Voyez aussi le cas du Campiello Testori, où se trouvait jadis une trattoria précédée d’une vaste tonnelle de vigne. Les familles s’y rendaient par les chaudes soirées d’été, amenant leurs propres victuailles. Elles commandaient peut-être une bouteille de vin, du grassata pour faire plaisir à leurs enfants, et elles passaient la soirée à bavarder avec des amis, d’une table à l’autre. C’est aujourd’hui un Irish pub, plein de musique bruyante et retransmettant des matchs de foot sur un écran géant. La tonnelle a disparu ; les enfants aussi. De même, d’ailleurs, que l’éventaire en plein air du poissonnier installé sur la même petite place. Les ruelles partant du campiello vers la lagune étaient autrefois jalonnées de boutiques de produits de bouche : un salumaio, une pâtisserie, un boucher, deux primeurs.

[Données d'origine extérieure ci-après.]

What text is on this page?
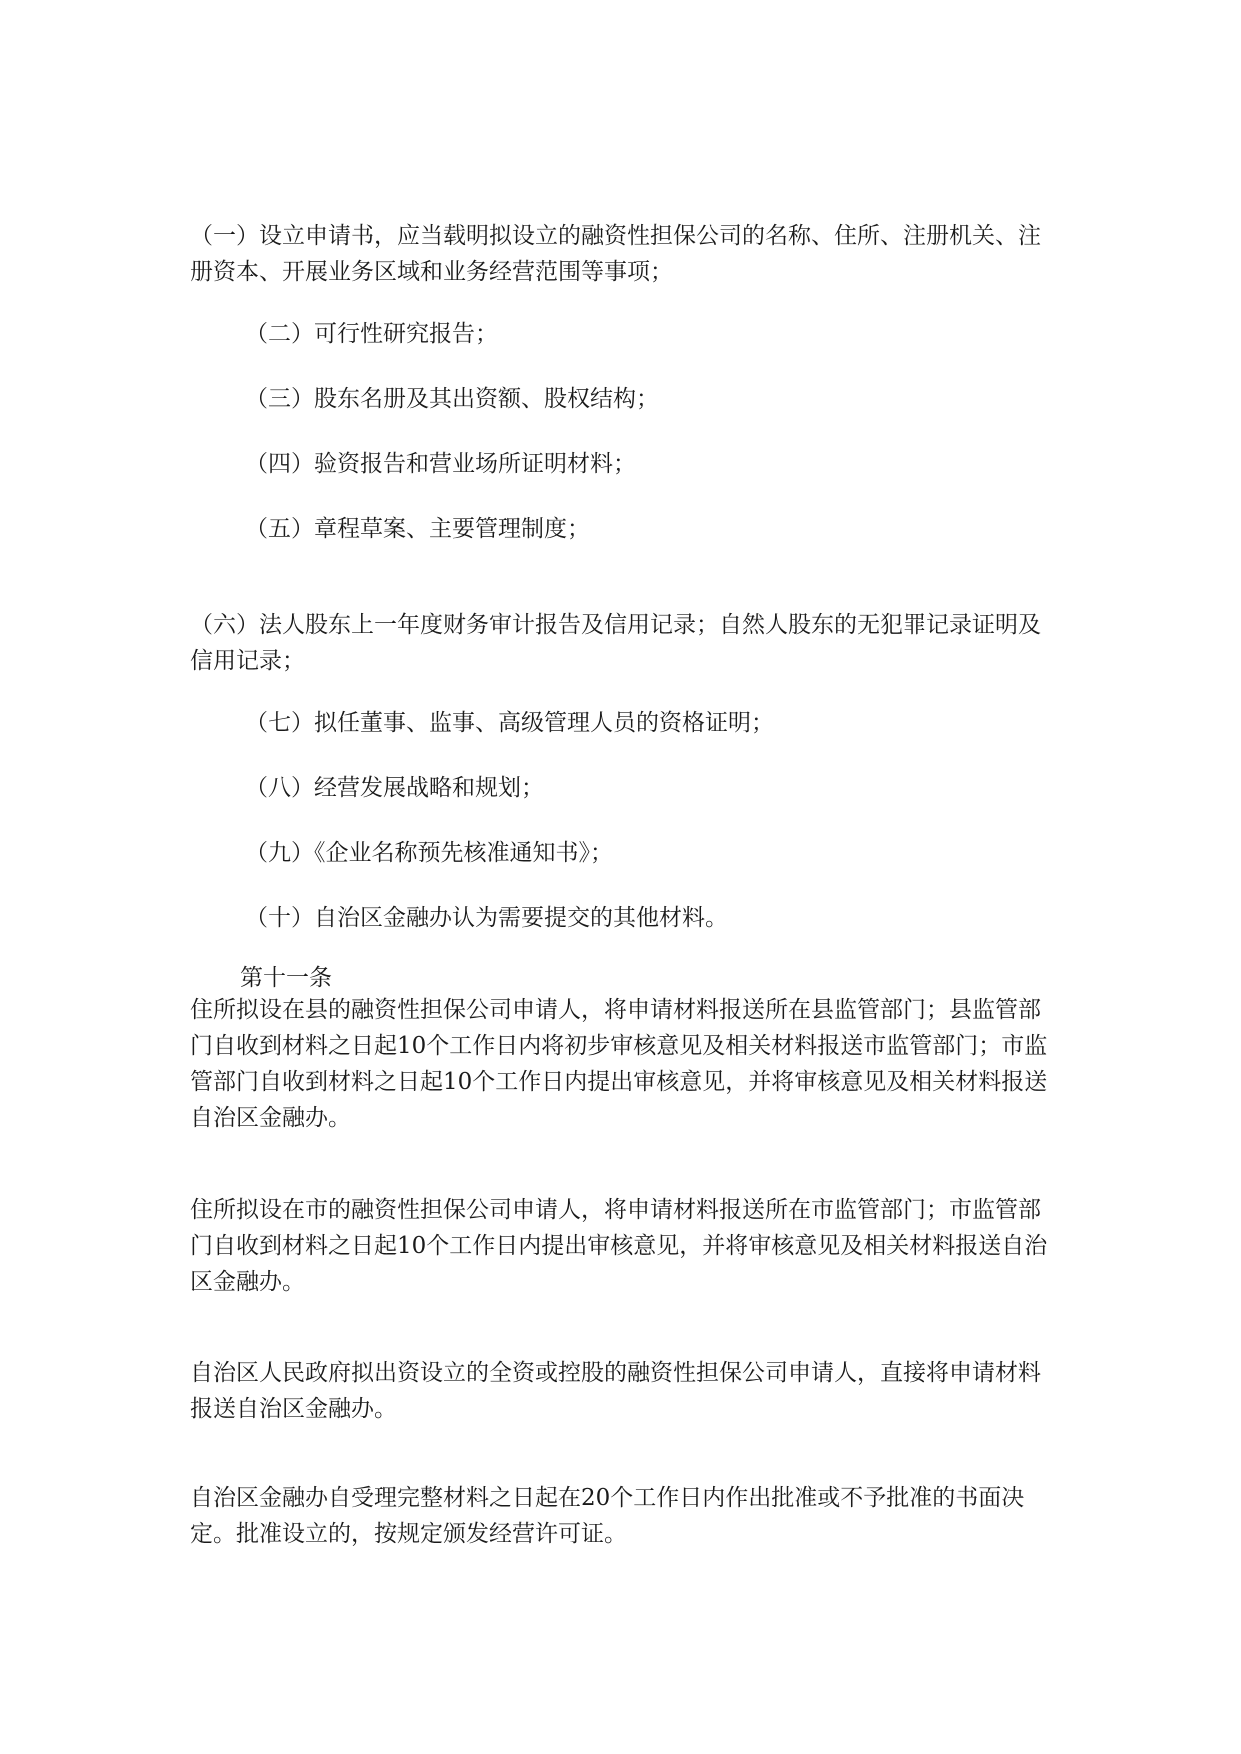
（一）设立申请书，应当载明拟设立的融资性担保公司的名称、住所、注册机关、注册资本、开展业务区域和业务经营范围等事项；

（二）可行性研究报告；

（三）股东名册及其出资额、股权结构；

（四）验资报告和营业场所证明材料；

（五）章程草案、主要管理制度；

（六）法人股东上一年度财务审计报告及信用记录；自然人股东的无犯罪记录证明及信用记录；

（七）拟任董事、监事、高级管理人员的资格证明；

（八）经营发展战略和规划；

（九）《企业名称预先核准通知书》；

（十）自治区金融办认为需要提交的其他材料。

第十一条

住所拟设在县的融资性担保公司申请人，将申请材料报送所在县监管部门；县监管部门自收到材料之日起10个工作日内将初步审核意见及相关材料报送市监管部门；市监管部门自收到材料之日起10个工作日内提出审核意见，并将审核意见及相关材料报送自治区金融办。

住所拟设在市的融资性担保公司申请人，将申请材料报送所在市监管部门；市监管部门自收到材料之日起10个工作日内提出审核意见，并将审核意见及相关材料报送自治区金融办。

自治区人民政府拟出资设立的全资或控股的融资性担保公司申请人，直接将申请材料报送自治区金融办。

自治区金融办自受理完整材料之日起在20个工作日内作出批准或不予批准的书面决定。批准设立的，按规定颁发经营许可证。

La plupart sont à présent condamnées par des planches cloutées à la diable, sauf un qui vend des articles en maille en provenance du Moyen Orient.
Si l’on continue vers le pont, on constate que la fleuriste a disparu pour être remplacé – après avoir connu une brève période où le local était rempli de cabines téléphoniques – par des masques ; quant à l’autre marchand de fruits et légume, c’est un magasin de savon qui diffuse ses effluves acides dans tout le quartier.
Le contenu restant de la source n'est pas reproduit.